The Technical Imperative: Beyond Simple Data Deletion and Formatting

It’s crucial to understand that “delete” doesn’t mean “gone.” Standard deletion methods don’t actually remove the data from the storage media. Rather, they just mark the storage sectors as available for use. Still, the data remains on the media until it is overwritten by new data, thus creating a ticking time bomb of potential breaches. I have previously discussed the myths of data erasure: Deletion and formatting are two such myths. Secure data erasure goes beyond simple file deletion or even disk formatting. It involves using methods like overwriting, cryptographic erase, block erase, secure erase, etc., ensuring that even advanced forensic tools or data recovery laboratories cannot recover the original information.
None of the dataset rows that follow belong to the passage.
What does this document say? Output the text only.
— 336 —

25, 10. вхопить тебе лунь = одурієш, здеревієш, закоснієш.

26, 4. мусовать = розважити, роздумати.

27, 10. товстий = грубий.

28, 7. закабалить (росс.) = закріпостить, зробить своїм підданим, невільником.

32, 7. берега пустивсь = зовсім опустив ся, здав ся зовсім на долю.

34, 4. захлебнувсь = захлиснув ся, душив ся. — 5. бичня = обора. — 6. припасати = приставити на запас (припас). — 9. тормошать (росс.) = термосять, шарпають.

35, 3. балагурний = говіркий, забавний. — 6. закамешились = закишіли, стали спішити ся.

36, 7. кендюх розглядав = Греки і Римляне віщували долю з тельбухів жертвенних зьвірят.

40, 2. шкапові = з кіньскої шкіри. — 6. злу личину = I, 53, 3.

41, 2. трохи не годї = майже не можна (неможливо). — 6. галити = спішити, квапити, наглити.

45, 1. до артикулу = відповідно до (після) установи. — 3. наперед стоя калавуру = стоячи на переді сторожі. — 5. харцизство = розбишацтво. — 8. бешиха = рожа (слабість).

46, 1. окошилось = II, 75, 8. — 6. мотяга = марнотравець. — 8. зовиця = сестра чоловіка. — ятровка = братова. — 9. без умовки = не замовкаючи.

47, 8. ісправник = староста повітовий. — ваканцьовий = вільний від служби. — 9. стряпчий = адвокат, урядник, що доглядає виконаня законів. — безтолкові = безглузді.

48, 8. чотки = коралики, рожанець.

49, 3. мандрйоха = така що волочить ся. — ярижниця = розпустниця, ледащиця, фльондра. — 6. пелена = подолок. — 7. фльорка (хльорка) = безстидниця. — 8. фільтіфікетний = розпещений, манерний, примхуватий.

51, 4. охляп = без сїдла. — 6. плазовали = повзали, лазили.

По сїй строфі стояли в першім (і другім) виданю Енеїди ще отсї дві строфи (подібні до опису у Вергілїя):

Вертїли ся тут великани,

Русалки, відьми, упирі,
The above methods can be executed using the built-in OS or OEM commands but require technical expertise. Contrarily, professional data-wiping tools can simplify the process, allowing these commands to be executed via an easy-to-use interface requiring little to no technical knowledge. It is important to remember that the data-wiping tool you choose must align with your organization’s data disposal policy requirements. Data wiping software should ideally have the following features and certifications to prove its erasure efficacy:

  • Erase drives and devices, including hidden areas using international data wiping standards like NIST 800-88 Clear, Purge, US DoD 5220.22-M, etc.
  • Generate detailed Certificate of Destruction for audit purposes showcasing that the data was erased
  • Certified by global certification bodies like Common Criteria, ADISA, NIST, etc. 

Furthermore, you should also ensure that your organization:

  • Implements a clear chain of custody for all data-bearing devices, from acquisition to disposal
  • Pays heed to auditing your data erasure processes, including those of third-party vendors
  • Provides training to employees about data erasure, its need, and the proper procedures to follow

Looking Ahead: The Future of Data Erasure

In this evolving landscape, organizations must stay ahead of the curve. This means not only complying with current regulations but anticipating future requirements. It means viewing data erasure not as a burdensome compliance task, but as a critical component of overall data strategy and corporate responsibility.

As we conclude, it’s time for some hard questions: How confident are you in your organization’s data destruction policy? Are you certain that employees are aware of the best method to destroy data? 

In a world where data is the new-found gold and is both an asset and a liability, secure data erasure isn’t just a technical requirement – it’s a fundamental business requirement. The choice is clear: Invest in robust data erasure practices now, or risk paying a far higher price in the future. The question isn’t whether you can afford to prioritize data erasure. It’s whether you can afford not to.